Un candidat insultant son propre parti, une équipe de campagne de bric et de broc, des révélations sur le camp démocrate téléguidé par des puissances étrangères – Poutine appelant de ses vœux la défaite de Clinton, le FBI s’invitant dans la campagne, avec un effet d’annonce de la part de son directeur déclarant, à onze jours du scrutin, rouvrir l’enquête sur les emails d’Hillary Clinton et l’utilisation de son serveur privé en tant que Secrétaire d’état et semant le trouble, avant de conclure que rien n’était susceptible de poursuites.

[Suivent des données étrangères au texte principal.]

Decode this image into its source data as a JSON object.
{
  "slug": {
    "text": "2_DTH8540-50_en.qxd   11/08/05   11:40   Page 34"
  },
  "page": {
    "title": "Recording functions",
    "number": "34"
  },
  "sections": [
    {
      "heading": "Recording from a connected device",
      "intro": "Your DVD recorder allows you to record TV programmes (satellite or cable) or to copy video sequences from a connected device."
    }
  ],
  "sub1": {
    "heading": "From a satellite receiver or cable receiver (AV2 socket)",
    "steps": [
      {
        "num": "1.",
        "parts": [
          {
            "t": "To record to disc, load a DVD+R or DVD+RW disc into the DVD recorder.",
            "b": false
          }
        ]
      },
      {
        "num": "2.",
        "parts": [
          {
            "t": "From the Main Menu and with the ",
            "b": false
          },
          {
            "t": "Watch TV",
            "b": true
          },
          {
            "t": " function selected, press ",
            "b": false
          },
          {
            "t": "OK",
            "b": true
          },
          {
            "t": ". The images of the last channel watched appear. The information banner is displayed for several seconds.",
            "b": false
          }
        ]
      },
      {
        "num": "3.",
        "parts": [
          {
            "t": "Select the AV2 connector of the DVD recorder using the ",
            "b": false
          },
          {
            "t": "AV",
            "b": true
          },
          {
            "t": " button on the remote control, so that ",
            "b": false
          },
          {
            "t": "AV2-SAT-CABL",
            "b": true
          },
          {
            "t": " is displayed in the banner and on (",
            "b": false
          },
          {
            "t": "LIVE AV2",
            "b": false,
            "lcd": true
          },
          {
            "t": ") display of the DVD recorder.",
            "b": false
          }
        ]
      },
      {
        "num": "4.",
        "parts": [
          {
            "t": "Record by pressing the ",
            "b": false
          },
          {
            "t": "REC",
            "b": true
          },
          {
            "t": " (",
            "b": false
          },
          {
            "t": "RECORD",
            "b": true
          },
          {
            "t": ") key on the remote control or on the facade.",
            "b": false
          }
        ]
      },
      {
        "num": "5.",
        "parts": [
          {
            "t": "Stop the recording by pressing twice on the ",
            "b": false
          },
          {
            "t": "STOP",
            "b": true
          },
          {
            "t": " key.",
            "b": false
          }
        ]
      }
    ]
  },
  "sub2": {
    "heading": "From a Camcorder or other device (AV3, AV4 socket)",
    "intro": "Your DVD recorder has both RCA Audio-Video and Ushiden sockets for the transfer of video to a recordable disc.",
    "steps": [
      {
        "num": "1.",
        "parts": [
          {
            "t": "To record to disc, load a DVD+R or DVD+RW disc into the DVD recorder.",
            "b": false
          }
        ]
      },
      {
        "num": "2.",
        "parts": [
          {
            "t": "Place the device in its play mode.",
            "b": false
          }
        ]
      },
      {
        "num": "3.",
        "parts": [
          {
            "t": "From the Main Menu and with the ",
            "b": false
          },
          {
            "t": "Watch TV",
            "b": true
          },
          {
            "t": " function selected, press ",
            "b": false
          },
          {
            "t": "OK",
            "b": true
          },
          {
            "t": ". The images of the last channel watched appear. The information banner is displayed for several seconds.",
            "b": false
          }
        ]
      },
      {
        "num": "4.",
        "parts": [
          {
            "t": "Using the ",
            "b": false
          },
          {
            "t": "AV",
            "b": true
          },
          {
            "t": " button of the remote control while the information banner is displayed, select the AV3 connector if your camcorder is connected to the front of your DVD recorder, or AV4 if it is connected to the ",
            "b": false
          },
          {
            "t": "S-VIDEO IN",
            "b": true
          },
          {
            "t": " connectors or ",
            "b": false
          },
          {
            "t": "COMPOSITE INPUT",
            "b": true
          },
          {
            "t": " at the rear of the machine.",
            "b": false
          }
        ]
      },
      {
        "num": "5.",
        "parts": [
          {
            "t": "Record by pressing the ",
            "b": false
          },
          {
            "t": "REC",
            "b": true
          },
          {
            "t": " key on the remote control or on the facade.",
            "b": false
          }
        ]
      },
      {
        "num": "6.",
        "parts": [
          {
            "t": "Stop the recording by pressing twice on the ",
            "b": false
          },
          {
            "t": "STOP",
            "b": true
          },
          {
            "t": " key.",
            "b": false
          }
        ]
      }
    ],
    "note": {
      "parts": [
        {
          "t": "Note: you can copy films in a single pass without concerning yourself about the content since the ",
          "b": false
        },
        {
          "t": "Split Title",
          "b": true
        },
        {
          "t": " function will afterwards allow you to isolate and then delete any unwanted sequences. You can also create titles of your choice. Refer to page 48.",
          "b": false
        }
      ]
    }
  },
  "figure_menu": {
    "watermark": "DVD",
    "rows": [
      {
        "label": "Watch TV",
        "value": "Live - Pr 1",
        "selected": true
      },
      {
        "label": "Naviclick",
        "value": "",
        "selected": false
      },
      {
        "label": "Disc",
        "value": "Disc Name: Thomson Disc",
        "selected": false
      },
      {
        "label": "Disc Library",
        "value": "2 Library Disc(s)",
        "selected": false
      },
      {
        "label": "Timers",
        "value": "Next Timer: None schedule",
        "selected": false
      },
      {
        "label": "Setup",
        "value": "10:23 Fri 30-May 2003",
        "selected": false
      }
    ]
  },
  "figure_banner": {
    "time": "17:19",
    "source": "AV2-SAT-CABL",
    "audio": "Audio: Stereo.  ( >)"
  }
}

Longtemps les observateurs ont eu, pour designer Trump, des mots qui rappelaient ceux du satiriste viennois Karl Kraus au début de La Troisième nuit de Walpurgis, sa chronique de la montée du national-socialisme : « À propos d’Hitler, il n’y a rien à dire. » Sans faire de parallèles indus, c’était un peu le sentiment d’un grand guignol, une plaisanterie bien vite dissipée qui a prévalu, lorsque Trump a descendu l’escalier de la Trump Tower en juin 2015 pour annoncer sa candidature sous étiquette républicaine. À la manière de Boris Johnson, chantre du Brexit, le bouffon est devenu leur chevalier. Avec sa grammaire des plus simplistes et un vocabulaire aussi pauvre que répétitif, Donald Trump s’est adressé à des gens qui avaient le sentiment que personne ne leur parlait. Il a su se saisir du ressenti populaire qu’un examen des faits, le déclassement d’une partie de la population prête à tout pour exprimer sa haine de Washington et d’un système dont ils se sentent exclus. Et, à chaque fois que les sondages lui apparaissaient défavorables, Trump conspuait un système truqué et la malhonnêteté de son adversaire. Son refus de livrer ses feuilles d’imposition, ses employés non payés, ses mensonges éhontés (75 % de ses dires, passés au crible, sont faux) n’ont pas semblé déranger ses supporters. Au contraire, plus Trump semblait piétiner les usages et la décence qui constitue un tissu social, plus sa popularité augmentait. Au point où il a même affirmé qu’il pourrait assassiner quelqu’un dans la rue, et que les sondages en sa faveur ne baisseraient pas.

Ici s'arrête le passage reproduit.